Based on defendant's conduct, there is very little evidence that he respects the law. (Interestingly, defendant minored in criminal justice in college). That is not to say that he has hesitated to avail himself of its protections: he took Chapter 13 bankruptcy (PSR ¶175). Of course, the fact that defendant committed the crimes in this case while on probation is strong evidence of lack of deterrence, past and future. In this regard, it is relevant to all these factors that defendant's crimes are not spontaneous, such as a robbery, or influenced by dependence on controlled substances or because of a disadvantaged upbringing, lack of education or association with the "wrong people." Defendant's crimes required thorough planning, deliberate dishonesty and the recruitment of others. In other words, defendant's crimes are not merely incidental "mistakes" in an otherwise lawful life. Whether the sentence in this case will deter defendant from future criminal conduct when he is released from confinement is unknown but it will protect the public from defendant's crimes, at least while he is incarcerated.

There is no evidence that defendant requires educational or vocational training, medical or any other correctional treatment. The only available sentence is incarceration. To the extent defendant's sentence is disparate from his co-defendant's sentences, it is hardly unwarranted given the nature of the case, defendant's involvement and the other factors just covered.
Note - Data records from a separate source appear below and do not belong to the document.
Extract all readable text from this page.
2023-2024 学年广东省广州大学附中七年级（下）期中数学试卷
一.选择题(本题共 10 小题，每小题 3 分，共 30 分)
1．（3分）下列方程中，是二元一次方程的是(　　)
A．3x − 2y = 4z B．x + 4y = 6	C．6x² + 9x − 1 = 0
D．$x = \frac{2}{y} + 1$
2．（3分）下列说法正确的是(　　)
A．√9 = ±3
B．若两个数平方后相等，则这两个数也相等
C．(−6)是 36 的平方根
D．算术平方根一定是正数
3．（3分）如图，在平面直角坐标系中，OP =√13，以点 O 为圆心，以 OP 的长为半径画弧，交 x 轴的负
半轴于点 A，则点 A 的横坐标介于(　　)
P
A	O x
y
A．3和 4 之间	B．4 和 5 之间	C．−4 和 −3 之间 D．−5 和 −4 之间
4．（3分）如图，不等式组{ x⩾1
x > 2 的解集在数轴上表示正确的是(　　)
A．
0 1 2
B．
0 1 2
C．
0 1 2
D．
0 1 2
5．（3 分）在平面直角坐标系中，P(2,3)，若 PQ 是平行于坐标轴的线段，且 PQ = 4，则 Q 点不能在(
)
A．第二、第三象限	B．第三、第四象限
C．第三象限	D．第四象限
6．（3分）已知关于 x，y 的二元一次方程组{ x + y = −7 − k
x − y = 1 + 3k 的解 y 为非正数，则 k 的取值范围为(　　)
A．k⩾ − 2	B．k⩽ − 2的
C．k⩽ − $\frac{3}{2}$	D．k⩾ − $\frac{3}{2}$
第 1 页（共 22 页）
Of course defendant will be required to make restitution but whether he will do so is, at this point, doubtful.


The court will not make a final sentencing decision until the day of sentencing, August 11, 2014 at 1:30 p.m. Any procedural or substantive objections to this sentencing memorandum and Rule 32(h) notice must be filed no later than July 30, 2014. Any objections are limited to 5 double-spaced pages.